Goldene Palme für den besten KurzfilmDie Goldene Palme für den Kurzfilm geht an Glad You're Dead Now , einen französisch-griechisch-palästinensischen Film von Tawfeek Barhom, der die Geschichte zweier Brüder erzählt, die auf die Insel ihrer Kindheit zurückkehren, wo verborgene Geheimnisse und große Spannungen sie zwingen, sich einer dunklen Vergangenheit zu stellen, die sie verbindet. „In zwanzig Jahren werden wir in den Gazastreifen gehen und versuchen, nicht an die Toten zu denken“, sagte der Regisseur bei der Entgegennahme seiner Goldenen Palme.
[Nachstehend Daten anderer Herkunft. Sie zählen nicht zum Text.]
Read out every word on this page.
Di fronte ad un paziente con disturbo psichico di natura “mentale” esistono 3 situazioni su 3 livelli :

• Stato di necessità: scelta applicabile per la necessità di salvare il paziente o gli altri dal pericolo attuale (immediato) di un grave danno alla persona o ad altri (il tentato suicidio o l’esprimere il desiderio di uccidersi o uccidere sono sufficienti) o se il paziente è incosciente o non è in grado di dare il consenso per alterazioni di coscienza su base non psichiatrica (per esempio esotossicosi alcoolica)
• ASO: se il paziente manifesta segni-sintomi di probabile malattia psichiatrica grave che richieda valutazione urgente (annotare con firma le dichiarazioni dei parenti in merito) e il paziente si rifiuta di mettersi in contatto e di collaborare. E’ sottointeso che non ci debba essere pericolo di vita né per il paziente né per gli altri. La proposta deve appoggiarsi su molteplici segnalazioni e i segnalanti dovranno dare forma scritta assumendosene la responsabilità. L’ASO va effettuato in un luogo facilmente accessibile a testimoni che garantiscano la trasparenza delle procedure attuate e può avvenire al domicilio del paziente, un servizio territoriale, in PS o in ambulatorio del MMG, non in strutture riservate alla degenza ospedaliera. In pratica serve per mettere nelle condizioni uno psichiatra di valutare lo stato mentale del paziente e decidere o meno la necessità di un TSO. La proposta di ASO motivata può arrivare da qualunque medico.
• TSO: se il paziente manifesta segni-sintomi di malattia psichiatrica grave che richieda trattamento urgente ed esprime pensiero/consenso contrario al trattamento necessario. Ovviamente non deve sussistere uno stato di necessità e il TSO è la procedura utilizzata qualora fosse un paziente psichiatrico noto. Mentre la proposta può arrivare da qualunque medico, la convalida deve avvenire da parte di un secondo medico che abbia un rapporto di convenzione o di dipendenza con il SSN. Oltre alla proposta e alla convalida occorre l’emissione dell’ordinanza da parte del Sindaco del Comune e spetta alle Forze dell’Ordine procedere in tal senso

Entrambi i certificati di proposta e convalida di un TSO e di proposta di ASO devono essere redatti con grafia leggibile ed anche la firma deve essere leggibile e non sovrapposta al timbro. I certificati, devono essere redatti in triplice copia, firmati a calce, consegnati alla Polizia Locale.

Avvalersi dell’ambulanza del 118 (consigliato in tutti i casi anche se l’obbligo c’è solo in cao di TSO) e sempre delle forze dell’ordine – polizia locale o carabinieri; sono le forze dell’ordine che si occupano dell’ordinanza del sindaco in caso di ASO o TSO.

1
Zwei Ehrenpalmen d'Or für Robert de Niro und Denzel WashingtonWährend Robert de Niros Ehren-Goldene Palme erwartet wurde, kam die Auszeichnung für Denzel Washingtons Lebenswerk als echte Überraschung. Es wurde ihm von Spike Lee, seinem Kinopartner seit seinem Debüt, anlässlich der außerwettbewerblichen Präsentation von „Highest 2 Lowest“ , seinem neuen Film, überreicht.
Weitere PreiseDie Sektion Un Certain Regard, die Entdeckungen hervorheben möchte, verlieh am 23. Mai einen Preis an Der geheimnisvolle Blick des rosa Flamingos , den ersten Spielfilm des Chilenen Diego Céspedes. Der Film der 30-jährigen Filmemacherin erzählt die Geschichte einer Gruppe Transgender-Frauen in einem abgelegenen Dorf in der chilenischen Wüste, die mit einer mysteriösen Krankheit zu kämpfen haben.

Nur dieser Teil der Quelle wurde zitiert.